A empresa informou que, para a escavação em rocha, inovou e contratou uma tuneladora alemã, que está em pleno funcionamento. A escolha desse tipo de máquina foi feita para se obter ganho de produtividade e aumentar a segurança na execução do empreendimento, sem comprometer o custo.



O equipamento é composto por um sistema integrado que, além da escavação na rocha, executa todas as contenções, como a colocação dos anéis, tratamentos e monitoramentos, garantindo a execução segura e em conformidade com todos os requisitos exigidos em obras com essas características. Além disso, dispõe da mais recente tecnologia de perfuração e de um moderno dispositivo de sondagem geotécnica, que permite minimizar os riscos de acidentes e paralisações das atividades.



Também conhecida como “tatuzão”, a tuneladora tem cerca de 130 m de comprimento, 6,20 m de diâmetro, pesa aproximadamente 750 t e a expectativa média de escavação diária é de 20 m. A operação do equipamento está a cargo da Ghella, empresa italiana com larga experiência nesse tipo de obra.

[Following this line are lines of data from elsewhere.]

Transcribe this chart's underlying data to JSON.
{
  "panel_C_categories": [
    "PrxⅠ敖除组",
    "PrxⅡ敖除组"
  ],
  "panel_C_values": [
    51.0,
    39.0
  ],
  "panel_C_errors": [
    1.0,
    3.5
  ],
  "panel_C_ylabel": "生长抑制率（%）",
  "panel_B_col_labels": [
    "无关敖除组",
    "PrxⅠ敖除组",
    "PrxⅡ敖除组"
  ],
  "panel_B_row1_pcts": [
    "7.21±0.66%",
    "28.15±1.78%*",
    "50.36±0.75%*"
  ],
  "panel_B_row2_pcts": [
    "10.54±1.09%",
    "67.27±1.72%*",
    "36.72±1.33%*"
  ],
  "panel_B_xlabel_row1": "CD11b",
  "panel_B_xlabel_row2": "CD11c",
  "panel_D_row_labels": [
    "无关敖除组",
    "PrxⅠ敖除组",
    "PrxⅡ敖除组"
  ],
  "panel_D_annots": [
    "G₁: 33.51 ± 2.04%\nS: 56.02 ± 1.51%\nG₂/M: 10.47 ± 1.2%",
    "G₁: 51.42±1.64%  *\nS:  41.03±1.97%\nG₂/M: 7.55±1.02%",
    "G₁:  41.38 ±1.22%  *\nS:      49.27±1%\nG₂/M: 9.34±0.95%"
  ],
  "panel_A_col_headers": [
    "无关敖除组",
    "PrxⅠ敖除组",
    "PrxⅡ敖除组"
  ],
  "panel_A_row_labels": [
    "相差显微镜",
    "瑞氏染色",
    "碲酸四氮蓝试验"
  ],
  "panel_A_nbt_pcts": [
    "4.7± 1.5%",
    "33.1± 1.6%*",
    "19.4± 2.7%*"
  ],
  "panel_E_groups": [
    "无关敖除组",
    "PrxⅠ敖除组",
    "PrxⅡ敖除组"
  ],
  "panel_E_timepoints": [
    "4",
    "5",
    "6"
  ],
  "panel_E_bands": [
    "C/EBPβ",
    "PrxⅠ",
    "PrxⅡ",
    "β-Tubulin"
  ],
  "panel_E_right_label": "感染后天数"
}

Antes de colocar a máquina em funcionamento, um evento, realizado em setembro, celebrou o fim da etapa de montagem do equipamento. Com a participação da diretoria da Schahin e de representantes da Petrobras e da Ghella, foi “dada a bênção da tuneladora”, batizada de Anita, em homenagem à heroína brasileira Anita Garibaldi, símbolo de dedicação e coragem no Brasil e na Itália.



A Schahin Engenharia contratou a GeoCompany para elaborar o projeto e fazer o acompanhamento técnico da obra.